Various plot devices heighten this suspenseful unraveling. Middleton and Rowley play on the trope of “revenge tragedy” through Tomazo’s character. Revenge tragedies—plays where a character’s need for revenge only leads to death and tragedy—were popular at the time. Middleton and Rowley subvert the revenge plot to add suspense and dark comedy: Tomazo blames everyone except De Flores, the true murderer, and when Tomazo has an opportunity to kill De Flores, De Flores ironically walks away. Alonzo’s ghost also makes an appearance, haunting Beatrice and De Flores, and reminding them of the weight of their crimes. It is only a matter of time before their crimes are discovered and Tomazo extracts his revenge. While Tomazo plays no part in bringing De Flores and Beatrice down, their deaths satisfy his need for revenge.

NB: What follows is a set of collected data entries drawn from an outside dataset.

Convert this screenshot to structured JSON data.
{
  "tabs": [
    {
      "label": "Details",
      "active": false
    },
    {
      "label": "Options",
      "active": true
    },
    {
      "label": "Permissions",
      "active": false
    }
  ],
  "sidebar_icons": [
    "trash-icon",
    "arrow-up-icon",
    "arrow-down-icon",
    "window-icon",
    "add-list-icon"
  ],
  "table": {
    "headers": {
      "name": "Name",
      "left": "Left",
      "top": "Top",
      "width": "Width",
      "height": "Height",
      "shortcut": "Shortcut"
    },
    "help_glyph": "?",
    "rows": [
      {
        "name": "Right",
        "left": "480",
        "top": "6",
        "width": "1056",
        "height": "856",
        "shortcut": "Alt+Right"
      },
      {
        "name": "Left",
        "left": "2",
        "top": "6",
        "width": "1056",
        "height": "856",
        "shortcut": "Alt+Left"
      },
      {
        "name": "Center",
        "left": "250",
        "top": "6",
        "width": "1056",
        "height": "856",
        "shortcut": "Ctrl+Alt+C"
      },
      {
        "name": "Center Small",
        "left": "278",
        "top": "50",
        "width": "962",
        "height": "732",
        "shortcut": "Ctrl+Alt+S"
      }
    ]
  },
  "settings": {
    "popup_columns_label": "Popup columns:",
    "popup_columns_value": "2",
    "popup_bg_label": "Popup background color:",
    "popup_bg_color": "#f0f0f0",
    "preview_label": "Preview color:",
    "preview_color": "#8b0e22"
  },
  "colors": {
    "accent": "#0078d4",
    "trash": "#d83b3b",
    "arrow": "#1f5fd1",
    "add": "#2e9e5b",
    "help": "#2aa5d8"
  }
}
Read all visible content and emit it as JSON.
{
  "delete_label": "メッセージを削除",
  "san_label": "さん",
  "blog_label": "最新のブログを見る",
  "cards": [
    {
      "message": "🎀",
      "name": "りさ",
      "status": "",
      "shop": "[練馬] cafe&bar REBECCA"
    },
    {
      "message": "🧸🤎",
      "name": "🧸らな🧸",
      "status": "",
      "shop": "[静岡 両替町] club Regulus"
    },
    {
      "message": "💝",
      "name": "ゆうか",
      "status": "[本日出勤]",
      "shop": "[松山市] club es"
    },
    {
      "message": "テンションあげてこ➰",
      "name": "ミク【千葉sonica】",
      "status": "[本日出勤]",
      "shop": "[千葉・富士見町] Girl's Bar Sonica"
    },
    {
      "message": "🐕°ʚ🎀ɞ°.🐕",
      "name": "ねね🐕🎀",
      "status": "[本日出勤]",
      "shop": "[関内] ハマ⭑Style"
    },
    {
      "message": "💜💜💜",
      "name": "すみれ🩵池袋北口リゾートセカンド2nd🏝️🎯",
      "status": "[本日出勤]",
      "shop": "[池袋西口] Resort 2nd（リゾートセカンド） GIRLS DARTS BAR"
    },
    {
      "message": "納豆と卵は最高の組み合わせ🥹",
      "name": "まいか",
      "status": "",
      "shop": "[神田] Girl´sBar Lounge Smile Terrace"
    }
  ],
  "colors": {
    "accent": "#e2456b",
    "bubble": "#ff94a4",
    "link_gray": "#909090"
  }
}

Comedy is also found as the subplot combines with the main plot in the final acts. The subplot mirrors the main plot as Isabella negotiates opportunities for adultery yet remains faithful to her husband. The subplot characters enjoy a happy ending: Antonio and Franciscus are acquitted for Alonzo’s murder, and Alibius vows to be a better husband to Isabella. Meanwhile, Beatrice’s adultery and crimes plunge the main characters into tragedy. Although the subplot characters arrive from Alibius’s mental asylum, true madness is found among the lovesick inhabitants of Vermandero’s castle.